Drawing lessons from the paradigm originally established in cannabis research, “entourage effect” proposes that the therapeutic effect of the whole plant matrix exceeds the active ingredients separated from it (118, 119). Although drug development usually gives priority to the extraction and purification of a single “silver bullet” molecule-such as curcumin extracted from turmeric or piperine– extracted from pepper-new evidence shows that the complex phytochemicals in the whole culinary spices provide unique pharmacological advantages. For example, although curcumin is undoubtedly the main neuroprotective agent in turmeric, this rhizome also contains essential oil, and the most important one is aromatic turmerone (ar-turmerone) (120). Recent studies have pointed out that ar-turmerone itself shows biological activity, especially it can the moderation of neuroinflammation and stimulate the proliferation of neural stem cells, which creates an entourage effect (121).

Similarly, saffron is like a complex plant pharmacy, which contains more than 160 volatile and aromatic compounds (72, 122).
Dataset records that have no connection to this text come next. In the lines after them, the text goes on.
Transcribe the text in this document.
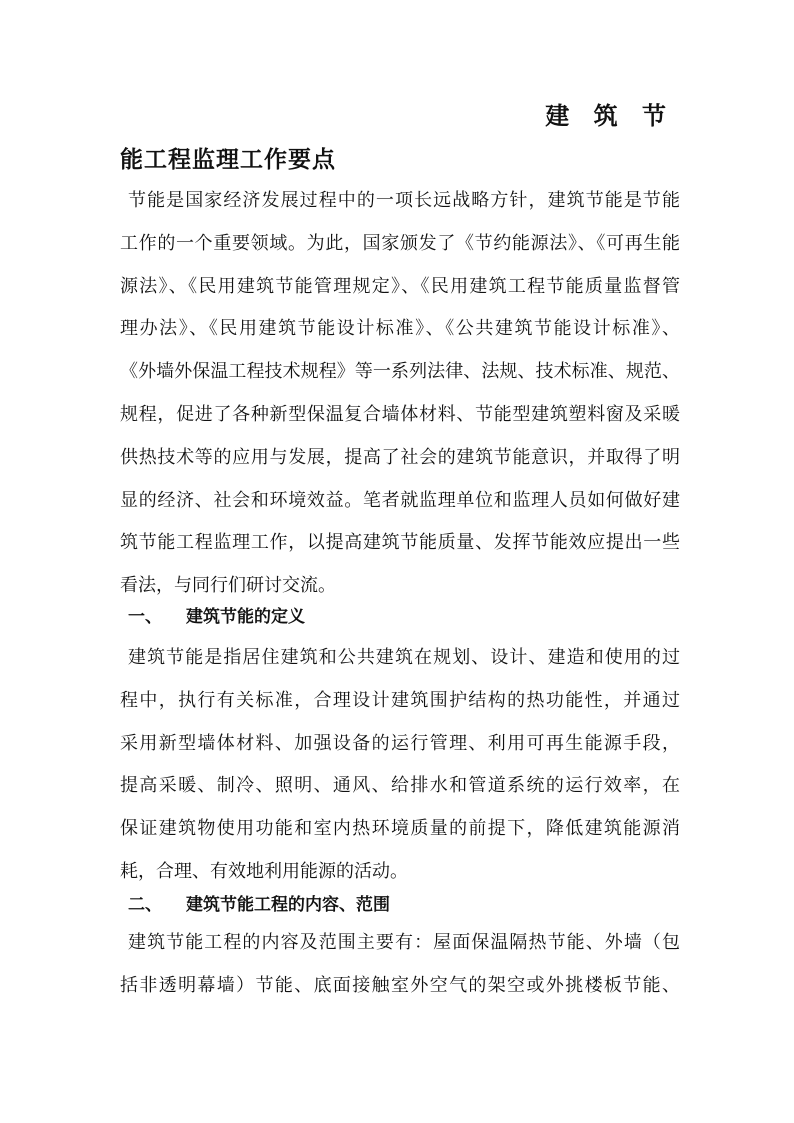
建 筑 节
能工程监理工作要点
节能是国家经济发展过程中的一项长远战略方针，建筑节能是节能
工作的一个重要领域。为此，国家颁发了《节约能源法》、《可再生能
源法》、《民用建筑节能管理规定》、《民用建筑工程节能质量监督管
理办法》、《民用建筑节能设计标准》、《公共建筑节能设计标准》、
《外墙外保温工程技术规程》等一系列法律、法规、技术标准、规范、
规程，促进了各种新型保温复合墙体材料、节能型建筑塑料窗及采暖
供热技术等的应用与发展，提高了社会的建筑节能意识，并取得了明
显的经济、社会和环境效益。笔者就监理单位和监理人员如何做好建
筑节能工程监理工作，以提高建筑节能质量、发挥节能效应提出一些
看法，与同行们研讨交流。
一、	建筑节能的定义
建筑节能是指居住建筑和公共建筑在规划、设计、建造和使用的过
程中，执行有关标准，合理设计建筑围护结构的热功能性，并通过
采用新型墙体材料、加强设备的运行管理、利用可再生能源手段，
提高采暖、制冷、照明、通风、给排水和管道系统的运行效率，在
保证建筑物使用功能和室内热环境质量的前提下，降低建筑能源消
耗，合理、有效地利用能源的活动。
二、	建筑节能工程的内容、范围
建筑节能工程的内容及范围主要有：屋面保温隔热节能、外墙（包
括非透明幕墙）节能、底面接触室外空气的架空或外挑楼板节能、
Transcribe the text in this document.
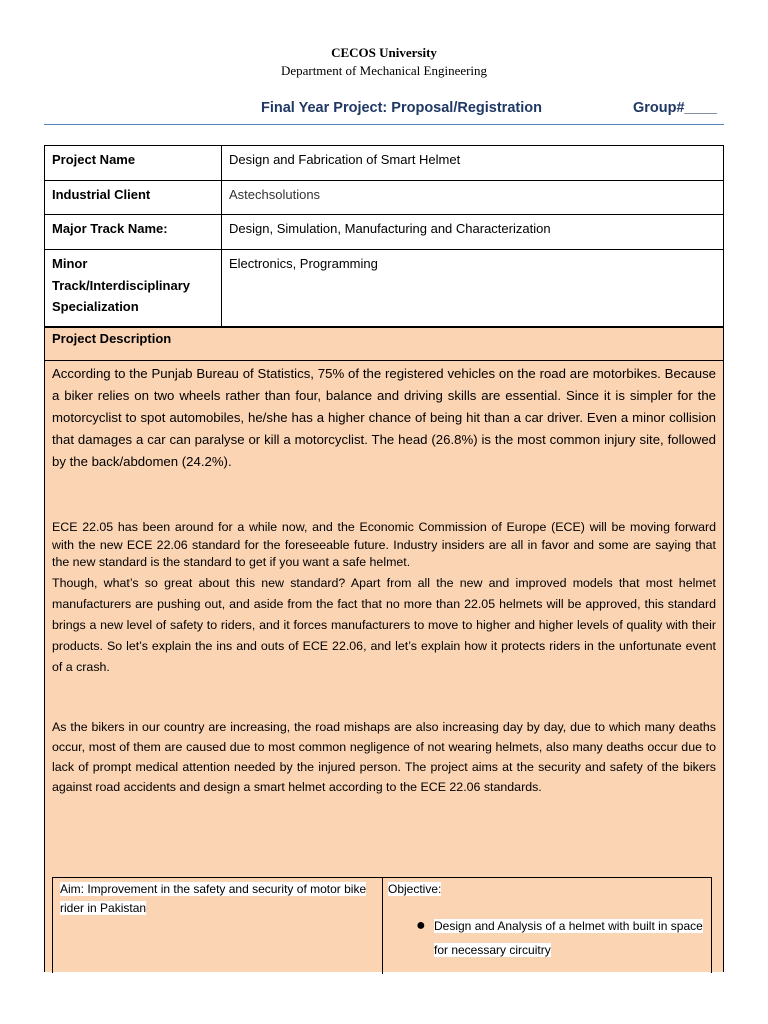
CECOS University
Department of Mechanical Engineering
Final Year Project: Proposal/Registration	Group#____
Project Name	Design and Fabrication of Smart Helmet
Industrial Client	Astechsolutions
Major Track Name:	Design, Simulation, Manufacturing and Characterization
Minor Track/Interdisciplinary Specialization	Electronics, Programming
Project Description

According to the Punjab Bureau of Statistics, 75% of the registered vehicles on the road are motorbikes. Because a biker relies on two wheels rather than four, balance and driving skills are essential. Since it is simpler for the motorcyclist to spot automobiles, he/she has a higher chance of being hit than a car driver. Even a minor collision that damages a car can paralyse or kill a motorcyclist. The head (26.8%) is the most common injury site, followed by the back/abdomen (24.2%).

ECE 22.05 has been around for a while now, and the Economic Commission of Europe (ECE) will be moving forward with the new ECE 22.06 standard for the foreseeable future. Industry insiders are all in favor and some are saying that the new standard is the standard to get if you want a safe helmet.

Though, what’s so great about this new standard? Apart from all the new and improved models that most helmet manufacturers are pushing out, and aside from the fact that no more than 22.05 helmets will be approved, this standard brings a new level of safety to riders, and it forces manufacturers to move to higher and higher levels of quality with their products. So let’s explain the ins and outs of ECE 22.06, and let’s explain how it protects riders in the unfortunate event of a crash.

As the bikers in our country are increasing, the road mishaps are also increasing day by day, due to which many deaths occur, most of them are caused due to most common negligence of not wearing helmets, also many deaths occur due to lack of prompt medical attention needed by the injured person. The project aims at the security and safety of the bikers against road accidents and design a smart helmet according to the ECE 22.06 standards.

Aim: Improvement in the safety and security of motor bike rider in Pakistan
Objective:
● Design and Analysis of a helmet with built in space for necessary circuitry
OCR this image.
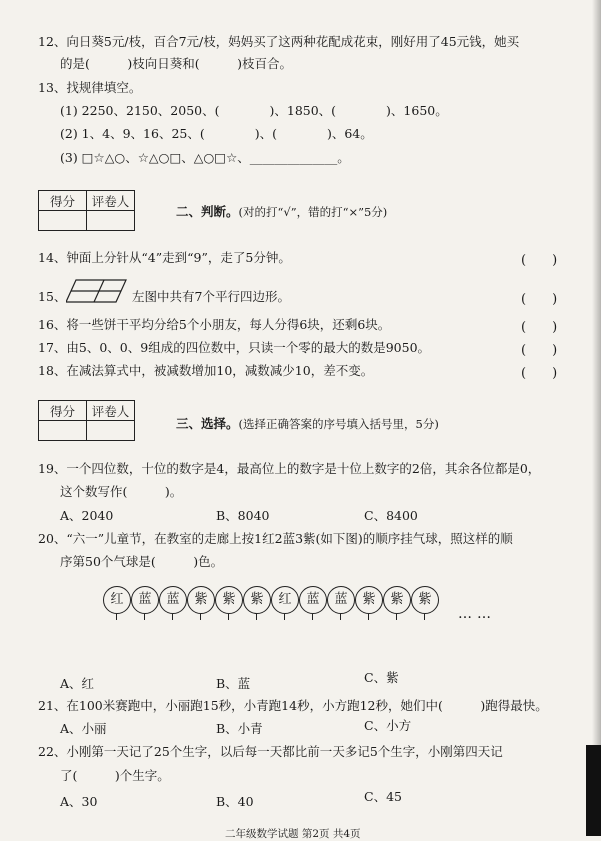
12、向日葵5元/枝，百合7元/枝，妈妈买了这两种花配成花束，刚好用了45元钱，她买
的是(　　　)枝向日葵和(　　　)枝百合。
13、找规律填空。
(1) 2250、2150、2050、(　　　　)、1850、(　　　　)、1650。
(2) 1、4、9、16、25、(　　　　)、(　　　　)、64。
(3) □☆△○、☆△○□、△○□☆、______________。
得分	评卷人

二、判断。(对的打“√”，错的打“×”5分)
14、钟面上分针从“4”走到“9”，走了5分钟。	(　　)
15、	左图中共有7个平行四边形。	(　　)
16、将一些饼干平均分给5个小朋友，每人分得6块，还剩6块。	(　　)
17、由5、0、0、9组成的四位数中，只读一个零的最大的数是9050。	(　　)
18、在减法算式中，被减数增加10，减数减少10，差不变。	(　　)
得分	评卷人

三、选择。(选择正确答案的序号填入括号里，5分)
19、一个四位数，十位的数字是4，最高位上的数字是十位上数字的2倍，其余各位都是0，
这个数写作(　　　)。
A、2040	B、8040	C、8400
20、“六一”儿童节，在教室的走廊上按1红2蓝3紫(如下图)的顺序挂气球，照这样的顺
序第50个气球是(　　　)色。
红	蓝	蓝	紫	紫	紫	红	蓝	蓝	紫	紫	紫
……
A、红	B、蓝	C、紫
21、在100米赛跑中，小丽跑15秒，小青跑14秒，小方跑12秒，她们中(　　　)跑得最快。
A、小丽	B、小青	C、小方
22、小刚第一天记了25个生字，以后每一天都比前一天多记5个生字，小刚第四天记
了(　　　)个生字。
A、30	B、40	C、45
二年级数学试题 第2页 共4页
Its antidepressant effect is not based on a single component, but on the mutual cooperation of multiple bioactive components such as crocin and safranal (72). In addition, the natural plant fiber and other polyphenols in spices are like a protective shell, which can help fragile active ingredients not to be destroyed quickly in the strong acid environment of the stomach-this stability is often lost in purified extracts. Therefore, eating whole spices is a “multi-target” strategy, which may be wider and more stable than single-component supplements.